What Is Fractional Distillation?

Crude oil is a primary source of the fuel needed to run our vehicles and power our homes. In its natural state, crude oil is a complex mixture of hydrocarbons. Some of these are large, viscous and not very flammable or volatile, while others are smaller, more free-flowing, more flammable and more volatile. Depending upon their size and physical properties, the hydrocarbons are used for different purposes.

A common method of separating these hydrocarbons is called fractional distillation. This involves placing the crude oil in a large receptacle with a fractioning column fitted above it. The column has several condensers attached to it at different heights, allowing for hydrocarbons with higher boiling points to condense at the bottom of the column and those with lower boiling points to condense at the top.

What are the main fractions of crude oil?

In this way, the crude oil is separated out into different parts, or fractions. The whole process works in a similar fashion to how alcohol is made in a whisky distillery, but with the staggered condensers allowing for different hydrocarbons to be removed at different stages of the condensation process. The main fractions that are extracted from crude oil are as follows:

• Bitumen. This solid substance has the highest boiling point and is used for roads and roofs.
• Fuel oil. Crude oil fuel is very viscous and is used in the power stations on board ships.
• Diesel. With a slightly lower boiling point, diesel is used to power cars, lorries and buses.
• Kerosene. Kerosene has a lower boiling point than diesel and is used to power aircraft engines.
• Gasoline. Along with the use of various additives, gasoline powers our cars.
• Refinery gases. The gases with the lowest boiling point are bottled and used in refineries.
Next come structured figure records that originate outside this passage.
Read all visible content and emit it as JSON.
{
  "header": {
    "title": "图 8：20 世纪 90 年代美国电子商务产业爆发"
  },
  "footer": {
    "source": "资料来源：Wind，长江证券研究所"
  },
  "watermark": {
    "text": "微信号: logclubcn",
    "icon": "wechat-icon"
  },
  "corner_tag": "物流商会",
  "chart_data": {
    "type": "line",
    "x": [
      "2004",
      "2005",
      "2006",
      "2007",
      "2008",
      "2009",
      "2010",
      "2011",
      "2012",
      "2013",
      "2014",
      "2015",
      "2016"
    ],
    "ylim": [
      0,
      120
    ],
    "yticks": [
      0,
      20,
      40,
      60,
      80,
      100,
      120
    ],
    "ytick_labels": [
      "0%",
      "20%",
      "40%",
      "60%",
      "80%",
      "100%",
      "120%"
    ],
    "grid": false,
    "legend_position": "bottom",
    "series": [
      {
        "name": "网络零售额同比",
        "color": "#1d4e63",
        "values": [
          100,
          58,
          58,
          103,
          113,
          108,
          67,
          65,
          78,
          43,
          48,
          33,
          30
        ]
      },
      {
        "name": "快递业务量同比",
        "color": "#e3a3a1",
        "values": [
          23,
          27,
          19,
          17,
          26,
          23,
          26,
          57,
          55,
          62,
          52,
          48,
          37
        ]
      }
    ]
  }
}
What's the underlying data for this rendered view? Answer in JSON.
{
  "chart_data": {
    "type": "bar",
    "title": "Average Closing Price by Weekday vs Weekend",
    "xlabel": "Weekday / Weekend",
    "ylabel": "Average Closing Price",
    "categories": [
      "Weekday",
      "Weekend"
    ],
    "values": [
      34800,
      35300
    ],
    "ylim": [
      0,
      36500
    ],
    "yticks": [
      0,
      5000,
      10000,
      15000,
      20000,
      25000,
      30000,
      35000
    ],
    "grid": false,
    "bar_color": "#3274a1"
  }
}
Fuels with smaller hydrocarbons are more efficient than those with larger hydrocarbons, since they can flow and ignite more easily. In order to break larger hydrocarbons down into smaller, more efficient chunks, the process of cracking is used. This involves heating the hydrocarbons to extremely high temperatures and passing them over a catalyst (usually made of alumina or silica). This breaks the covalent bonds in the hydrocarbons, causing thermal decomposition and creating alkanes and alkenes, which can be used as the fuels mentioned above or to manufacture plastics.

Cleanliness is key

In its purest form, crude oil contains only hydrogen and carbon atoms. However, organic chlorides can contaminate crude oil during the distillation process. Ironically, this occurs due to cleaning operations in the still, the pipelines or other refinery equipment.

While small concentrations of organic chlorides in crude oil do not pose a problem to the refinery equipment, they can cause severe damage if they are not addressed. That’s why measurement of organic chlorides via ASTM or water extraction is imperative to ensure that the oil remains safe to use in a refinery environment.